I had to restructure the entire Dockerfile to use a non-root user:

# Create non-root user (Claude Code refuses bypassPermissions as root)
RUN useradd -m -s /bin/bash claw && chown -R claw:claw /app
USER claw

This cascaded into fixing:

All file paths (/root/ → /home/claw/)
Docker Compose volume mounts
CLI installation directories
Workspace permissions

The refactoring took several hours but resulted in a much more secure deployment that adheres to best practices.

Key Takeaways

Modern coding agents are incredibly capable - With proper tooling and context, they can rebuild complex systems from scratch
Security by design matters - The forced non-root user setup, while initially frustrating, led to a more secure architecture
Integration complexity varies wildly - Telegram took 30 minutes, WhatsApp took hours, iMessage required creative solutions
Resource constraints force better architecture - The 2GB RAM limitation pushed me to optimize installation and runtime behavior
Documentation is everything - Services with good APIs (like Telegram) are significantly easier to integrate than those requiring reverse engineering

What's Next

The rebuilt OpenClaw is now running in production, handling messages across multiple platforms without the security issues that plagued the original. Future improvements include:

Adding more messaging platforms (Discord, Slack DMs)
Implementing better error handling and retry logic
Creating a web dashboard for monitoring and configuration
Optimizing memory usage to run on even smaller instances

Building this from scratch was an excellent exercise in understanding how modern AI agents work in production. The combination of LLM capabilities, proper tooling, and careful architecture makes it possible to create powerful autonomous systems that were previously extremely difficult to build.

Top comments (5)

Anmol Baranwal Composio • Feb 17

awesome work by the team! 🔥

when are you sharing about open-claude-cowork? I found that repo through google and found it really interesting.
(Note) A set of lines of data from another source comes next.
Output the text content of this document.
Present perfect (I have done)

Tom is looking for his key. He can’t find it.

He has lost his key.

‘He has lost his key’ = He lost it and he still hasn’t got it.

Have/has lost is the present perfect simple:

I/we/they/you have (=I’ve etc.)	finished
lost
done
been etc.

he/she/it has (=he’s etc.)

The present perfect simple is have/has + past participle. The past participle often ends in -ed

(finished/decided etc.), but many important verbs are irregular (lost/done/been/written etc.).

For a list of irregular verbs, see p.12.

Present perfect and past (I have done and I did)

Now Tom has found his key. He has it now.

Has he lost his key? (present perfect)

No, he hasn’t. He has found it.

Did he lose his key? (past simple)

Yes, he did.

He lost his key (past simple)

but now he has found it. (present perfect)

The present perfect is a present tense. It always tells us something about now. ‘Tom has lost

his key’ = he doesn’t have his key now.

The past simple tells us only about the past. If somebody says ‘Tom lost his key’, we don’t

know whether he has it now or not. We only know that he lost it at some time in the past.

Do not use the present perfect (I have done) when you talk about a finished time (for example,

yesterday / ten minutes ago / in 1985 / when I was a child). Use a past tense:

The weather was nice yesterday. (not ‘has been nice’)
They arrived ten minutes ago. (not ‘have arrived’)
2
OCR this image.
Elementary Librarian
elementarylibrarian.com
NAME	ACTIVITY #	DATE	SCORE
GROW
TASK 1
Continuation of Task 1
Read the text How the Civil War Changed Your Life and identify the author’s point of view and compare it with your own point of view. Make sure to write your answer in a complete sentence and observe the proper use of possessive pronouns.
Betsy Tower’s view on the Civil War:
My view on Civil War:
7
Shrijal Acharya Composio • Feb 16

Insane!!

Guilherme Zaia • Feb 17

Interesting approach to rebuilding OpenClaw! Your integration of various messaging platforms highlights the practicality of leveraging agent SDKs. Integrating real-time database monitoring for iMessage is particularly clever—avoiding the need for official APIs is a significant advantage. I'm curious, did you encounter any unexpected challenges while handling the security aspects, especially concerning the different architectures of these messaging systems? 🔍

Debajyati Dey • Feb 16

Crazy!

Allen Lyons • Feb 16

I double checked the article, but I don't see what security flaws you've fixed in your release. Also, how do you handle securing against prompt injection?